Inflation also ebbed. The Commerce Department’s price gauge tied to consumer spending patterns climbed 1.5 percent in the year ended June after rising 2.6 percent in 2011.
“By most measures, real incomes look better over the past several months,” said Dean Maki, chief U.S. economist in New York for Barclays Plc, referring to the inflation-adjusted figures. “We expect that’ll translate into better consumer spending as we move through the year.”
Maki and Stanley agree that because they take total employment gains and the length of the workweek into account, the Commerce Department’s income numbers are broader, more significant, measures of the health of the American consumer. That may help dispel concern raised by Labor Department data released last week.

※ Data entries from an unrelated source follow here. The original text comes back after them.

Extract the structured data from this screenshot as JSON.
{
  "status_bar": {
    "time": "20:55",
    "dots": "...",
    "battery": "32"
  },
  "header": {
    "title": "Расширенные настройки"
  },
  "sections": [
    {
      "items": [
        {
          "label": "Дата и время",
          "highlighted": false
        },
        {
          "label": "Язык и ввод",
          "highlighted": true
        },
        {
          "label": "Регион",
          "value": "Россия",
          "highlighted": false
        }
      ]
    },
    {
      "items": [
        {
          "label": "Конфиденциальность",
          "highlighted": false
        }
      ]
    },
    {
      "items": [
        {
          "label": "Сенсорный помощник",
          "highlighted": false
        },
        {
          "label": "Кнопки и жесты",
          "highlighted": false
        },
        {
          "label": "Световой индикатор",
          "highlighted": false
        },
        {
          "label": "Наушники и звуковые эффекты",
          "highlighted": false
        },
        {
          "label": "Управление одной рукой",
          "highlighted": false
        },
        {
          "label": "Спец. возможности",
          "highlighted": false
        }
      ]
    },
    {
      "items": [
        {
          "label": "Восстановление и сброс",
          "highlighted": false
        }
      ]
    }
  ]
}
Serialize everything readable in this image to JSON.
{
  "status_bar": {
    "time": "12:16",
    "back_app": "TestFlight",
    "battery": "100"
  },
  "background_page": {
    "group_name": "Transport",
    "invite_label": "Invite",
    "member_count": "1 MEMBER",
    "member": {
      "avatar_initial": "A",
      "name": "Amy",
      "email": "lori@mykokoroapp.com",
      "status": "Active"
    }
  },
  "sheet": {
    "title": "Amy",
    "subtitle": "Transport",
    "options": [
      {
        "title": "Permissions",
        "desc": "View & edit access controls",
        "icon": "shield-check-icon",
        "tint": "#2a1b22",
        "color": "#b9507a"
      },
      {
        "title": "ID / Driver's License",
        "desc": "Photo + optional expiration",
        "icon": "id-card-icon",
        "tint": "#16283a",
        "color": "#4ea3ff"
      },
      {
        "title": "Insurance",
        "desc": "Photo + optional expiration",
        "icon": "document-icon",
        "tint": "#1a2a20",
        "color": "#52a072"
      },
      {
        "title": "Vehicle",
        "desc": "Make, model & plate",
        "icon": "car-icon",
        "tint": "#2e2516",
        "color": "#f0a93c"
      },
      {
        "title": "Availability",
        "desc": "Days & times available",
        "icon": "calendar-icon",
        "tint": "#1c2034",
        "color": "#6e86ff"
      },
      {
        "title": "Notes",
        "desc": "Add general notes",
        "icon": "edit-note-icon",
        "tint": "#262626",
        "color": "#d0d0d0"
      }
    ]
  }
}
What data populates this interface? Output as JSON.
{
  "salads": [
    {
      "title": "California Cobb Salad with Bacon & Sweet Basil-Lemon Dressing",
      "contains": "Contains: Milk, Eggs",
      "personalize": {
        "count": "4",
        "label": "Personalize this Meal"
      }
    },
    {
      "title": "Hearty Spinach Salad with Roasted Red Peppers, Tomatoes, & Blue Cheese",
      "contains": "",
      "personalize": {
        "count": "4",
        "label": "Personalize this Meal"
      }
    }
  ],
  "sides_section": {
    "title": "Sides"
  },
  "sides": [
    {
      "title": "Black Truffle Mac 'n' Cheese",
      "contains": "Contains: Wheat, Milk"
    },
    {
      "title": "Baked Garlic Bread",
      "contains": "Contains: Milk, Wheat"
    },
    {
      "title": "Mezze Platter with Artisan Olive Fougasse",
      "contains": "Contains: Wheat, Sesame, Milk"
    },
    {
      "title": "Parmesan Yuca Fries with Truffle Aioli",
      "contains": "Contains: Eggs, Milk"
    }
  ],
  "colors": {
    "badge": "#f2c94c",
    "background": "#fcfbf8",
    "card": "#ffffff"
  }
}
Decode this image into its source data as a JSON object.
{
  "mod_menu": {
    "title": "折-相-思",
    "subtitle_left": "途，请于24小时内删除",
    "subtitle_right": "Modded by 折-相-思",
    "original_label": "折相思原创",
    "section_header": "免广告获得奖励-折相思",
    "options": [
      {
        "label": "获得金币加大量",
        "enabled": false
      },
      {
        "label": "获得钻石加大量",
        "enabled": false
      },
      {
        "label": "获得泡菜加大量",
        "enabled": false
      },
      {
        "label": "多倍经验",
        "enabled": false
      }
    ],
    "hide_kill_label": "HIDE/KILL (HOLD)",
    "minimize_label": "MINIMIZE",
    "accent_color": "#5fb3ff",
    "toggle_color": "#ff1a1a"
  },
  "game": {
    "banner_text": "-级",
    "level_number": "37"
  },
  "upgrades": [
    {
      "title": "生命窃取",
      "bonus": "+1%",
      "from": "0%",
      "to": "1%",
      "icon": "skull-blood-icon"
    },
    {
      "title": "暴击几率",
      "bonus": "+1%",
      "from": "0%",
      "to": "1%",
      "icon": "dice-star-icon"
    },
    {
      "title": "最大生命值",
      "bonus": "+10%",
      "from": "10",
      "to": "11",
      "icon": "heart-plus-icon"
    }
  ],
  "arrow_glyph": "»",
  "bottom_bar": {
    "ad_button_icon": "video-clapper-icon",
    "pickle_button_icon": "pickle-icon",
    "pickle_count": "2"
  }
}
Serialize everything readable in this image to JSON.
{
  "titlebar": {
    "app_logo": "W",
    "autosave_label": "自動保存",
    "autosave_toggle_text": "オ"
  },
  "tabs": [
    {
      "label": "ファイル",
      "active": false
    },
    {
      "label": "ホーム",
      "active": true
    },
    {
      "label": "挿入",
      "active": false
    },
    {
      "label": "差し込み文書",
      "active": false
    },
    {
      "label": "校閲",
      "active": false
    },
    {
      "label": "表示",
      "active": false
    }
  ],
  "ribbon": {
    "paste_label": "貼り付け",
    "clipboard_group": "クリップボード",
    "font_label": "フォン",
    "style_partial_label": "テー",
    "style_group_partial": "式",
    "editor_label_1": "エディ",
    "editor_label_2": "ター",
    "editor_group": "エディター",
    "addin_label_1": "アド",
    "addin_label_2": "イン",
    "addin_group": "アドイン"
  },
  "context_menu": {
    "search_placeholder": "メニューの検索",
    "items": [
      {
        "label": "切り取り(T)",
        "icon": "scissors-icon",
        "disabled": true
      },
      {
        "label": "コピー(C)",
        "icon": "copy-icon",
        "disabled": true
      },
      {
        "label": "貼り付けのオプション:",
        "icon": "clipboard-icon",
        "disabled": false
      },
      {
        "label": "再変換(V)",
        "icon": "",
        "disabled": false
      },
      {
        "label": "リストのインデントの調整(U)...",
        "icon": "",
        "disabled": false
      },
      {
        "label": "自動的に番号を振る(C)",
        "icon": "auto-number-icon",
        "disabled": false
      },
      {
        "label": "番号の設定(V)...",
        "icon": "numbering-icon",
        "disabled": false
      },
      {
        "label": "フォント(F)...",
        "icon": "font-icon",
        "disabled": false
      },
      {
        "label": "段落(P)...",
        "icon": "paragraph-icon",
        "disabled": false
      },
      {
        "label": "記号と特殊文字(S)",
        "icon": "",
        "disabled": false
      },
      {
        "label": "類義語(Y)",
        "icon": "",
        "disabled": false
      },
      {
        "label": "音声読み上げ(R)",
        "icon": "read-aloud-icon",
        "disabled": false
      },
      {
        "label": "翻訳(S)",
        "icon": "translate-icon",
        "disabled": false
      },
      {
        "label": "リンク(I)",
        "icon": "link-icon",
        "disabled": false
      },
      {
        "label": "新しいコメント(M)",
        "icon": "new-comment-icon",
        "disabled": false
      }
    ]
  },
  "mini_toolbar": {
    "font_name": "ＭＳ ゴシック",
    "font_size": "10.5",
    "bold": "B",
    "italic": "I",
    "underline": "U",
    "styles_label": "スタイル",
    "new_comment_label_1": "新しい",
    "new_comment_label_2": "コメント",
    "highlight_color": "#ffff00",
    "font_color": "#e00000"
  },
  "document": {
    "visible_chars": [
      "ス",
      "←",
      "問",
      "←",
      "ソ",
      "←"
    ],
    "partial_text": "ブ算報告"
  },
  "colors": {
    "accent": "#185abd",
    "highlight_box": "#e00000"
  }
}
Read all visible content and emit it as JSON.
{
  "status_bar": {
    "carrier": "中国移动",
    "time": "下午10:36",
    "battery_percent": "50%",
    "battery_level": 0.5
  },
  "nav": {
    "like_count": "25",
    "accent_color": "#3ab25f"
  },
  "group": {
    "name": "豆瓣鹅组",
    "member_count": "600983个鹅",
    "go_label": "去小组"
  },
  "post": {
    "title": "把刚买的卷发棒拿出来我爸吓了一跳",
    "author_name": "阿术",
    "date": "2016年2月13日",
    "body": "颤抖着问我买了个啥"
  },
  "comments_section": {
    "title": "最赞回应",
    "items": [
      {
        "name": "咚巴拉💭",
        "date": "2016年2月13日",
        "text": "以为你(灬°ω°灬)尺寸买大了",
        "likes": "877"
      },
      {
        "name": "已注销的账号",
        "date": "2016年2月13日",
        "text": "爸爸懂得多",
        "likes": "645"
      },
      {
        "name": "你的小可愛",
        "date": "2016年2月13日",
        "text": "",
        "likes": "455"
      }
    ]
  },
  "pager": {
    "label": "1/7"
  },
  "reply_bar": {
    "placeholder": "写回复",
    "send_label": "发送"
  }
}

Hourly earnings for production workers, or non-management staff, climbed 1.3 percent on average in the 12 months through July, the worst performance in figures dating back to 1965, the Labor Department’s jobs report showed. The increase for all workers, which has a shorter history, was 1.7 percent, matching the smallest gain since the series began in 2007.
“It is not as bad as people think,” said UniCredit’s Bandholz. “Paychecks are doing better than the payrolls numbers suggest. The slowdown in the labor market hasn’t reduced purchasing power as much as it seems.”
Labor Department hourly earnings data do have a time advantage, being the first income measure released each month as part of the payrolls report. They are at a disadvantage because, as an average measure, they can be weighed down by increases in hiring at lower-paying jobs at the expense of higher earners like construction and factory workers.
“Hourly wage growth is pretty muted but we’re seeing decent income growth mainly because we’ve had reasonable job gains and on top of that there’s been some lengthening of the workweek,” Stanley said.
Drew Industries Inc., a White Plains, New York-based supplier of fixtures and parts such as vinyl doors and ramps for recreational vehicles, is among companies adding shifts. It hired 1,000 employees in the last six months to meet demand.
“Typically, we’re running a one-shift operation, or a one- shift operation of 45 or 50 hours, but we’ve run some secondary shifts and even some third shifts at some of our plants with the explosive growth we’ve had,” Jason Lippert, chief executive officer of Drew’s subsidiaries, Lippert Components and Kinro, said on a conference call with analysts on Aug. 2.
How workers are faring will take added significance as the presidential election nears, with President Barack Obama and Republican challenger Mitt Romney each trying to convince voters their policies will best revive the economy.
Barclays’ Maki, a former Federal Reserve economist, also likes to track another labor-income proxy -- hourly earnings multiplied by the total hours worked -- in making short-term predictions on consumer spending patterns. Longer term, his money is on total wage-and-salary figures.
“If I had to bet on one month or one quarter, then average hourly earnings or the payroll proxy might give the best signal,” Maki said. “But if one wants to look at what’s going to happen over the next year, I’d tend to lean toward the broader measure, wages and salaries.”